Direct Observation of Deep Excitonic States in the Photoluminescence Spectra of Single-Walled Carbon Nanotubes

Low-energy, dark excitonic states have recently been predicted to lie below the first bright ($E_{11}$) exciton in semiconducting single-walled carbon nanotubes [Phys. Rev. Lett. 93, 157402 (2004)]. Decay into such deep excitonic states is implicated as a mechanism which reduces photoluminescence quantum yields. In this study we report the first direct observation of deep excitons in SWNTs. Photoluminescence (PL) microscopy of suspended semiconducting single-walled carbon nanotubes (SWNTs) reveals weak emission satellites redshifted by $\sim 38–45$ and $\sim 100–130\mathrm{meV}$ relative to the main $E_{11}$ PL emission peaks. Similar satellites, redshifted by 95–145 meV depending on nanotube species, were also found in PL measurements of ensembles of SWNTs in water-surfactant dispersions. The relative intensities of these deep exciton emission features depend on the nanotube surroundings.

Figure 1

Typical microphotoluminescence maps (PL intensity vs excitation and emission wavelengths) of suspended SWNTs (single emitters): (a) (9,7) nanotube probed at 293 K and (b) (9,4) nanotube at 6 K. The bottom panels show emission spectra as acquired at the absorption maximum of PL peaks. Excitation (PLE) satellites are lettered with S. The ($n$, $m$) assignment corresponds to that of Ref. 15. Note that the emission intensity scales in the 2D maps (color bars) are not linear.

Figure 2

Photoluminescence map in the $E_{11}$-excitation region of HiPco nanotubes dispersed in ${\mathrm{D}}_2\mathrm{O}/1$ wt.% SDS. The white stripe of high intensity is due to Rayleigh scattered excitation light. As a result of uniformly small Stokes shifts, $E_{11}$ excitation and $E_{11}$ emission peaks overlap on this stripe (indicated as ($n$, $m$) and assigned from PL peaks determined in the characteristic $E_{22}$ excitation region [${\lambda }_{\mathrm{exc}}\sim 550–900\mathrm{nm}$, (not shown)] [17]. The $G$ and $G^{\prime }$ lines indicate Raman signals (weak narrow stripes) and relatively broad and intense PL peaks corresponding to ($E_{11}+G$) phonon-assisted excitation and $E_{11}$ emission.

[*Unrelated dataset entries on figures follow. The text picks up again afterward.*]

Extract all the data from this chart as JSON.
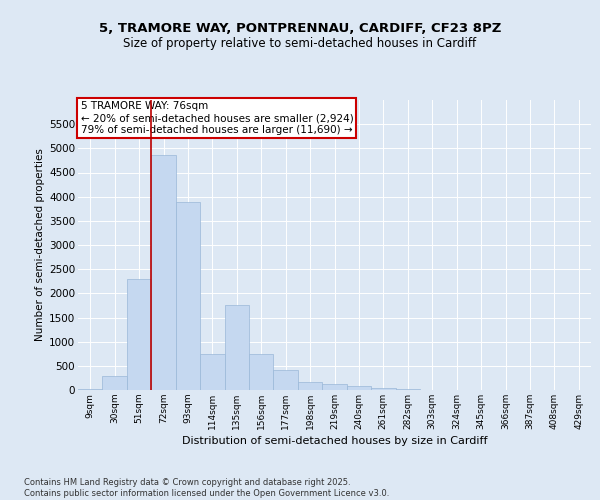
{
  "title1": "5, TRAMORE WAY, PONTPRENNAU, CARDIFF, CF23 8PZ",
  "title2": "Size of property relative to semi-detached houses in Cardiff",
  "xlabel": "Distribution of semi-detached houses by size in Cardiff",
  "ylabel": "Number of semi-detached properties",
  "categories": [
    "9sqm",
    "30sqm",
    "51sqm",
    "72sqm",
    "93sqm",
    "114sqm",
    "135sqm",
    "156sqm",
    "177sqm",
    "198sqm",
    "219sqm",
    "240sqm",
    "261sqm",
    "282sqm",
    "303sqm",
    "324sqm",
    "345sqm",
    "366sqm",
    "387sqm",
    "408sqm",
    "429sqm"
  ],
  "values": [
    20,
    290,
    2300,
    4870,
    3900,
    750,
    1750,
    750,
    420,
    175,
    130,
    80,
    50,
    28,
    10,
    8,
    4,
    3,
    2,
    1,
    0
  ],
  "bar_color": "#c5d8f0",
  "bar_edgecolor": "#9ab8d8",
  "vline_color": "#bb0000",
  "vline_index": 3,
  "annotation_text": "5 TRAMORE WAY: 76sqm\n← 20% of semi-detached houses are smaller (2,924)\n79% of semi-detached houses are larger (11,690) →",
  "annotation_box_facecolor": "white",
  "annotation_box_edgecolor": "#cc0000",
  "ylim": [
    0,
    6000
  ],
  "ytick_max": 5500,
  "ytick_step": 500,
  "bg_color": "#dde8f4",
  "grid_color": "white",
  "footer_text": "Contains HM Land Registry data © Crown copyright and database right 2025.\nContains public sector information licensed under the Open Government Licence v3.0."
}
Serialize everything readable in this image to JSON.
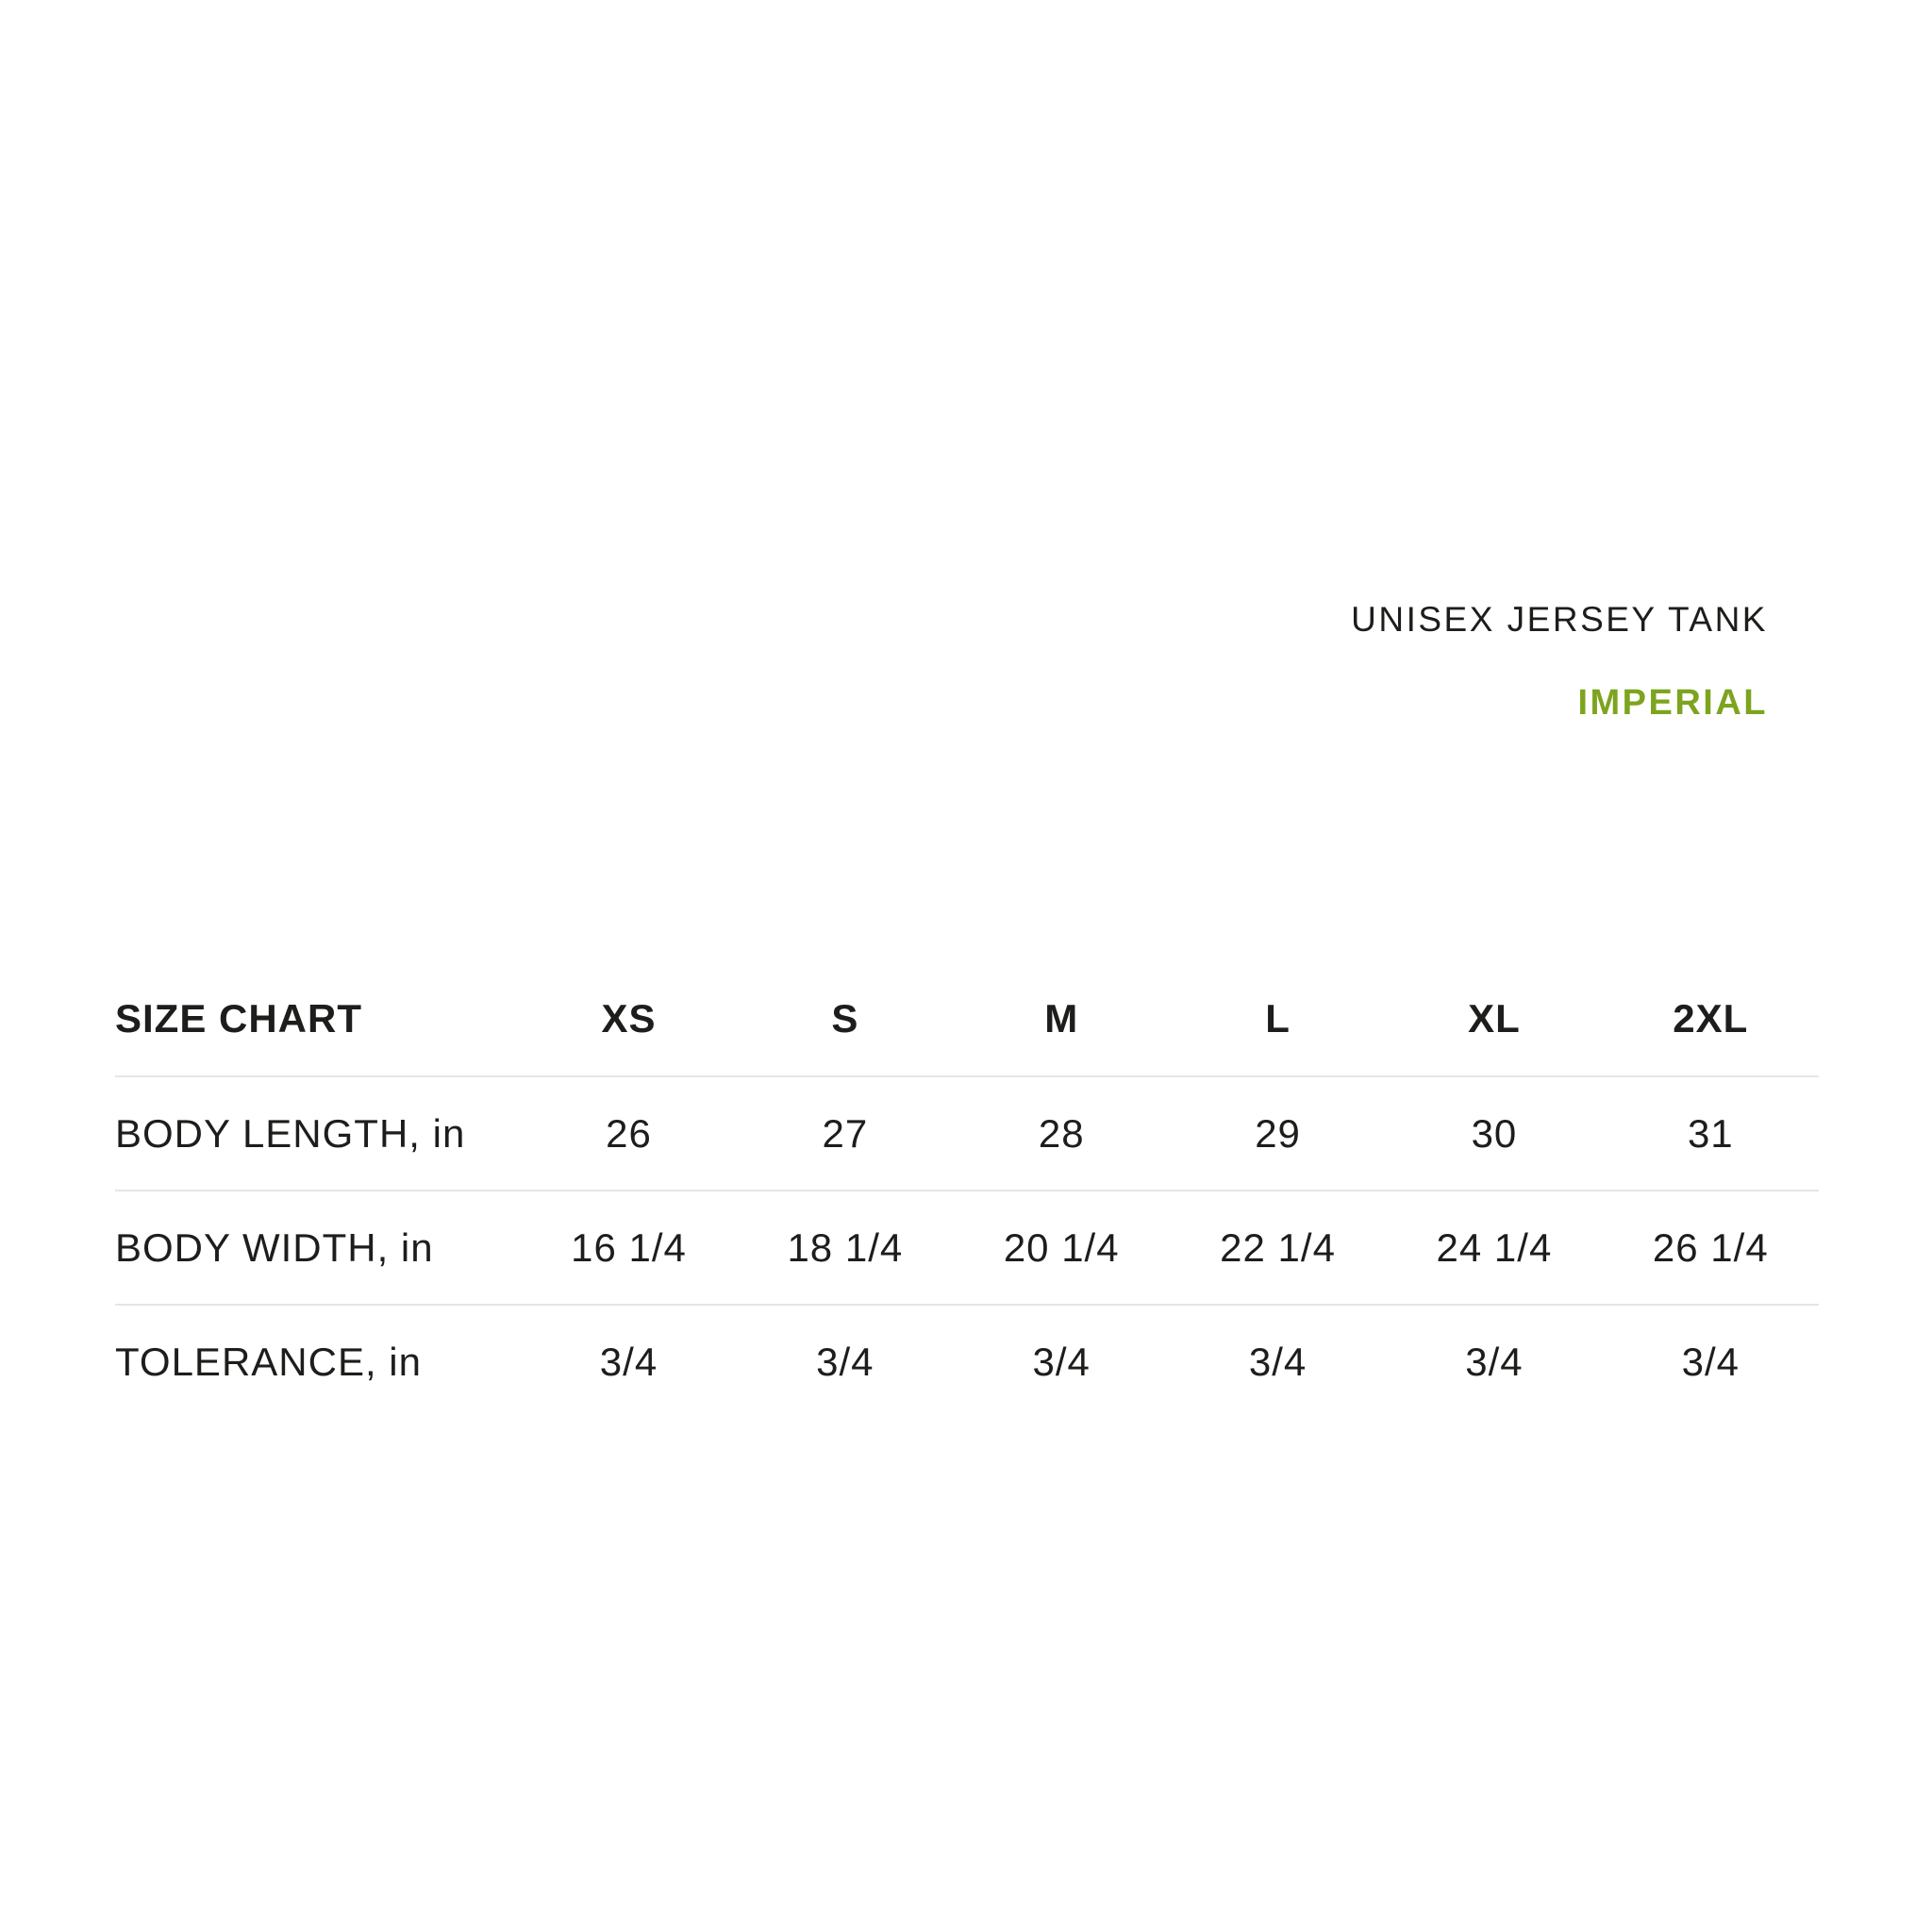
{
  "colors": {
    "accent": "#7da41e",
    "text": "#1d1d1b",
    "divider": "#e5e5e5",
    "page-bg": "#ffffff"
  },
  "header": {
    "product_name": "UNISEX JERSEY TANK",
    "unit_system": "IMPERIAL"
  },
  "chart_data": {
    "type": "table",
    "title": "SIZE CHART",
    "columns": [
      "SIZE CHART",
      "XS",
      "S",
      "M",
      "L",
      "XL",
      "2XL"
    ],
    "rows": [
      [
        "BODY LENGTH, in",
        "26",
        "27",
        "28",
        "29",
        "30",
        "31"
      ],
      [
        "BODY WIDTH, in",
        "16 1/4",
        "18 1/4",
        "20 1/4",
        "22 1/4",
        "24 1/4",
        "26 1/4"
      ],
      [
        "TOLERANCE, in",
        "3/4",
        "3/4",
        "3/4",
        "3/4",
        "3/4",
        "3/4"
      ]
    ]
  }
}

The PL peaks denoted as ${\mathrm{DE}}_1$ are attributed to emission from low-energy dark excitonic states excited via $E_{11}$. Arrows indicate correlations between PL peaks for (9,5) nanotubes.

Figure 3

Energy gap, $\Delta E$, between the first bright ($E_{11}$) and low-energy dark (${\mathrm{DE}}_1$) excitonic states for different ($n$, $m$) species as determined from the PL maps of HiPco and PLV nanotubes dispersed in ${\mathrm{D}}_2\mathrm{O}/\mathrm{SDS}$ (SDBS) and excited in the $E_{11}$ spectral region (see Figs. 2, 3). Experimental accuracy for $\Delta E$ is $\pm 5\mathrm{meV}$.

Figure 4

Schematic diagram of manifolds ($n=1$, 2) of excitonic states (horizontal lines) and electron-hole continuum bands (shaded areas) in semiconducting SWNTs. One-photon optically active excitons with formation energies $E_{11}$ and $E_{22}$ are denoted as ${\mathrm{OE}}_1$ and ${\mathrm{OE}}_2$. Weak emission satellites observed in this work are ascribed to dark states ${\mathrm{DE}}_2$ and ${\mathrm{DE}}_1$ photoexcited via ${\mathrm{OE}}_1$ or ${\mathrm{OE}}_2$ and lying $\sim 40$ and $\sim 100–140\mathrm{meV}$ below ${\mathrm{OE}}_1$, respectively. The presence of numerous other possible excitonic states (i.e., dark states not detected in this work) is indicated by dashed lines.